The biggest change has been the loss of the professionalism in nursing. How often do I hear "F" bombs by peers and management, even on the floor! New grads come with college degrees, and can't nurse their way out of cardboard box! They need weeks of orientation to even function on the floors. They approach us "old farts" for help with staffing issues, critical patients, policy and procedures, yet are supervising us, and making a heck of a lot more money than we. What is wrong with nurses? Why is it in most fields you work your way up in a company. Not in nursing! I still am a PROUD LPN, proud of my battle scars, proud of my profession, proud of the many fellow nurses and aides I have worked with and for. I have wiped fannies, held dying peoples hands till they cease to breath, held their loved ones in my arms and comforted them. I have coached my sister through 2 births, have intervened when needed to settle disputes between family members and the physicians. I have managed floors in 4 different nursing homes over the course of my 32+ years, conferring with MD's, NP's, PHD's, RN's, etc etc. My state surveys/audits were all great. Was the Infection control nurse/employee health nurse at a facility for over 4 years, in that time organized a mess to have the preemployment requirements on track, wrote policies on and helped educate the staff on Standard precautions, was audited by OSHA and passed with flying colors, created and wrote policy for skin care and pressure ulcer prevention still in use today! I have left the management circus now, enjoying my tenure on a short term rehab unit. It is too difficult these days to be in management unless you have at least your bachelor's degree in nursing. I do not. I lived through the school of hard knocks. I continue to go to work and make a point to learn something every day! My life has never given me the opportunity to go back to school. But I still have RNs asking "how" or "help!", and when they do, I smile.
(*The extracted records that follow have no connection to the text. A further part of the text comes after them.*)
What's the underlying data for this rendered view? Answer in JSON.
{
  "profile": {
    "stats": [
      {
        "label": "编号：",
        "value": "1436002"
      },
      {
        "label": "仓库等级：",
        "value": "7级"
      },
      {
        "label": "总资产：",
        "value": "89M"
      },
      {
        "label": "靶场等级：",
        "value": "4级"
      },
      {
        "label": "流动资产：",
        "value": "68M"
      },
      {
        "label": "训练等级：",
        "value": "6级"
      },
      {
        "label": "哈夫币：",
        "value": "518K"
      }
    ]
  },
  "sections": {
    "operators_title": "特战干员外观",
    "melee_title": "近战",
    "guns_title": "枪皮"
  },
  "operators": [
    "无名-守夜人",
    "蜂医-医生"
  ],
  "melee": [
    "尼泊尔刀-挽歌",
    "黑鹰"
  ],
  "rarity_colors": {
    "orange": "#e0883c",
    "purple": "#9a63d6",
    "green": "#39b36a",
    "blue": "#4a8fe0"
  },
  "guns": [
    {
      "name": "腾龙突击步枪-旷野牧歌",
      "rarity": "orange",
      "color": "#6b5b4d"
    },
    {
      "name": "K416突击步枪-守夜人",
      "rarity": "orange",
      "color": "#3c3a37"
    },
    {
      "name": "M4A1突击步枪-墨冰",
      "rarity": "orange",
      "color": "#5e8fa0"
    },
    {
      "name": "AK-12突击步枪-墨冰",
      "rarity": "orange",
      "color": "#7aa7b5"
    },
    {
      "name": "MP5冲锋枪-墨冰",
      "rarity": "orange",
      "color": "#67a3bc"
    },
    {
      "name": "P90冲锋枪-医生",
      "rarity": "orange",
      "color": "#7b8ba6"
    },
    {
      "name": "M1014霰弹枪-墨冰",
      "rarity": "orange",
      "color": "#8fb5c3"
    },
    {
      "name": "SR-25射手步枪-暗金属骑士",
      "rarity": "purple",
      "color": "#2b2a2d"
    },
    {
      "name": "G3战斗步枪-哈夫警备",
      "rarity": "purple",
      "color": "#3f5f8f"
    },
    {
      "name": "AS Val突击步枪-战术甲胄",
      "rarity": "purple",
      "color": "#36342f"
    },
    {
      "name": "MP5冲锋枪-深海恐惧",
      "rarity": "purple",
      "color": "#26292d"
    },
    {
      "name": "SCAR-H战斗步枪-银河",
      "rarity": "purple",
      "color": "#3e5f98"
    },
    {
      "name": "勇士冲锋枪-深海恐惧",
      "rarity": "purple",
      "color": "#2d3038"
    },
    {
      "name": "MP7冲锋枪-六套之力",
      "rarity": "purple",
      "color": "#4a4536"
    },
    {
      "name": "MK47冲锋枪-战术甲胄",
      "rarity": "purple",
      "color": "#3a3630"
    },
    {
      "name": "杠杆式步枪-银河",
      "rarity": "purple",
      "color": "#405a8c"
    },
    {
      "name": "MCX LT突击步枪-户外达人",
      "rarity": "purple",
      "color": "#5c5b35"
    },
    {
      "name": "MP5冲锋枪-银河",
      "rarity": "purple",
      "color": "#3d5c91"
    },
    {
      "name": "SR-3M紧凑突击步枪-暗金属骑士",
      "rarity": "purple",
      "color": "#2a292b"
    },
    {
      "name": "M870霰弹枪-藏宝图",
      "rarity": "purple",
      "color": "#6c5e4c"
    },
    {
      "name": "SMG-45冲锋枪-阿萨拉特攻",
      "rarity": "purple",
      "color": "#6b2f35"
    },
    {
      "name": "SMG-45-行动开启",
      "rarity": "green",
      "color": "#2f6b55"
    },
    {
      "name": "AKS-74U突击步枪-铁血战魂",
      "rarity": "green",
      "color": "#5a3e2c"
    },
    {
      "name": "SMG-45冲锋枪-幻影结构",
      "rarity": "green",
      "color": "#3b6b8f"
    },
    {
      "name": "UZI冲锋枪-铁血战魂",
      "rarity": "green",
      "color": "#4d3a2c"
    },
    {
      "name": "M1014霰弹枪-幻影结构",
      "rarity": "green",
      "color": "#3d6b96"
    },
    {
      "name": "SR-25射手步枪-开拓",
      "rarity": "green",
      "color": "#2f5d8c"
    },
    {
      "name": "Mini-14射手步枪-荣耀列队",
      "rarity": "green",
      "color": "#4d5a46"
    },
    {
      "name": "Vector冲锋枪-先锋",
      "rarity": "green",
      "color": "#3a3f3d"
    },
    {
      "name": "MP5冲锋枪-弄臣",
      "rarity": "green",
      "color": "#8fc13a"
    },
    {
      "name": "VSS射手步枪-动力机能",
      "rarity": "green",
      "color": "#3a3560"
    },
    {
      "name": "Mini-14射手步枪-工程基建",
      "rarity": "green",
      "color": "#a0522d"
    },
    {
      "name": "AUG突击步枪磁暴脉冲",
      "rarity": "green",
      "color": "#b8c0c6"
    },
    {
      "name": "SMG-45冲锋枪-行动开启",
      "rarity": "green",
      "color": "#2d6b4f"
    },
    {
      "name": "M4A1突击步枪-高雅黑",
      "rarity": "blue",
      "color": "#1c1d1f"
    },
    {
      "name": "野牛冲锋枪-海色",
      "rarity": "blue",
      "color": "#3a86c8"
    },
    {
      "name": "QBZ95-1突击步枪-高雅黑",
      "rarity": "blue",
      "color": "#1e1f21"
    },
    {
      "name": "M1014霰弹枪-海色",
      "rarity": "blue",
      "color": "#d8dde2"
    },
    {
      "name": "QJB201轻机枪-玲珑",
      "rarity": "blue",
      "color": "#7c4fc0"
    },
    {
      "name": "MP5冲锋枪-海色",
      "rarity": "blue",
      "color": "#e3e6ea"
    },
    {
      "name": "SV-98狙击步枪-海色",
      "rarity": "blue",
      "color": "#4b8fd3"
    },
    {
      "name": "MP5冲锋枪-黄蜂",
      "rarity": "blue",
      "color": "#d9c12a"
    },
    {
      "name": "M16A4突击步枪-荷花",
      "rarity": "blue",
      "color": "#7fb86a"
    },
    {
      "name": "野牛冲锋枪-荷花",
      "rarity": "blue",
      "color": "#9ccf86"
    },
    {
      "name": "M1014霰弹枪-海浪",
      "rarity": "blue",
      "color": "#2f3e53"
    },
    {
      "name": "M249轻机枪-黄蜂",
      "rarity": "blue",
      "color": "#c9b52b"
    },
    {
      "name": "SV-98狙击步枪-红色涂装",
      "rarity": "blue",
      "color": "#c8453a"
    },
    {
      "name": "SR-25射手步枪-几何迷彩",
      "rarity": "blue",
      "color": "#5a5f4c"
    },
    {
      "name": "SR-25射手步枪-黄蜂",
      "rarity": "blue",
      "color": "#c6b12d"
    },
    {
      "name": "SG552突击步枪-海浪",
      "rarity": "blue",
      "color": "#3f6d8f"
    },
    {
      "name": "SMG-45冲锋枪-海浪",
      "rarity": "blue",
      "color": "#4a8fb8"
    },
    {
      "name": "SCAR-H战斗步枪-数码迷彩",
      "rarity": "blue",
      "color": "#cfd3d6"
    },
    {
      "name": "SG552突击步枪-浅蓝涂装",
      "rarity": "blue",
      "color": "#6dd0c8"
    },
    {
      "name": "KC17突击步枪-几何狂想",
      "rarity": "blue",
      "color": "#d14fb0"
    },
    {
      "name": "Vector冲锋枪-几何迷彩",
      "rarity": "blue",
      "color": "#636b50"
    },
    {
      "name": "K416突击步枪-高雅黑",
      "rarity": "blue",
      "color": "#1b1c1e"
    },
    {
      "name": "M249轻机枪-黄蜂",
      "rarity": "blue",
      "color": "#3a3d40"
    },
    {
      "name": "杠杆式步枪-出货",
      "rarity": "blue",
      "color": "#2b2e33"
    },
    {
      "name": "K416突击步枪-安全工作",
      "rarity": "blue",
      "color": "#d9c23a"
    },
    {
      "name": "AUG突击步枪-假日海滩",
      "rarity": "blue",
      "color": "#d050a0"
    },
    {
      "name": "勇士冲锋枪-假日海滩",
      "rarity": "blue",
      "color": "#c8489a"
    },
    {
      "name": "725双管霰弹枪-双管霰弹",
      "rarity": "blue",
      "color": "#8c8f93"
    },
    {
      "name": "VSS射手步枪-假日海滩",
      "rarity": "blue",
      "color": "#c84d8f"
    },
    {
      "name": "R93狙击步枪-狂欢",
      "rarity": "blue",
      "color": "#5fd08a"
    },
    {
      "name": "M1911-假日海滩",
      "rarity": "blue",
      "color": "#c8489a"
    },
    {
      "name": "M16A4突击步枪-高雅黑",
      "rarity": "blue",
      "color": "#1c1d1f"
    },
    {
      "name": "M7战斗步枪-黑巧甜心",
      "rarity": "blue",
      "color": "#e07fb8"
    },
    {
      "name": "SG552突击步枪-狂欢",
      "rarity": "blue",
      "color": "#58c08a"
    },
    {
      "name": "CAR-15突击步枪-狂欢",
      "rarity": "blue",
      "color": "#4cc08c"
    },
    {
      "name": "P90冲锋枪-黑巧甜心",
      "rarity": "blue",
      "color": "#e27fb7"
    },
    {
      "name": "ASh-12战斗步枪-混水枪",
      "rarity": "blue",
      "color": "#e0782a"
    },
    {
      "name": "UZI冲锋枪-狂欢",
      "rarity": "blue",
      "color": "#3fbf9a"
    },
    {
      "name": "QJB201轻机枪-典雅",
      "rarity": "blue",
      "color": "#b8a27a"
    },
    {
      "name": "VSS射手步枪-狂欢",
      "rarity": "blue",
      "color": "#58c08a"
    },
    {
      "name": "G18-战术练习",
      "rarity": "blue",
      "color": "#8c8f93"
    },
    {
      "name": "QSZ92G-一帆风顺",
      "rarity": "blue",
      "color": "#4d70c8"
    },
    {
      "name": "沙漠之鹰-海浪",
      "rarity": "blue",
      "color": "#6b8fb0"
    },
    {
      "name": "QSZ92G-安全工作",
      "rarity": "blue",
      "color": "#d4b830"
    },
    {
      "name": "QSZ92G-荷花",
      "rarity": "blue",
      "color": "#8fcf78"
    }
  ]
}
Thanks for the trip down memory lane. Having graduated from a Catholic diploma school in 1971 I remember all these things as common practise.we had an instructor, WW2 vet that taught us how to bathe from a helmet and a trach using a pen. She was sure one of her girls were going to be military. The sisters controlled everything! They handed out the linen packs, the trays. A great many sisters were in classes with us and went on to college and became our administrators. It was a culture shock to go to another hospital and see how it was done elsewhere.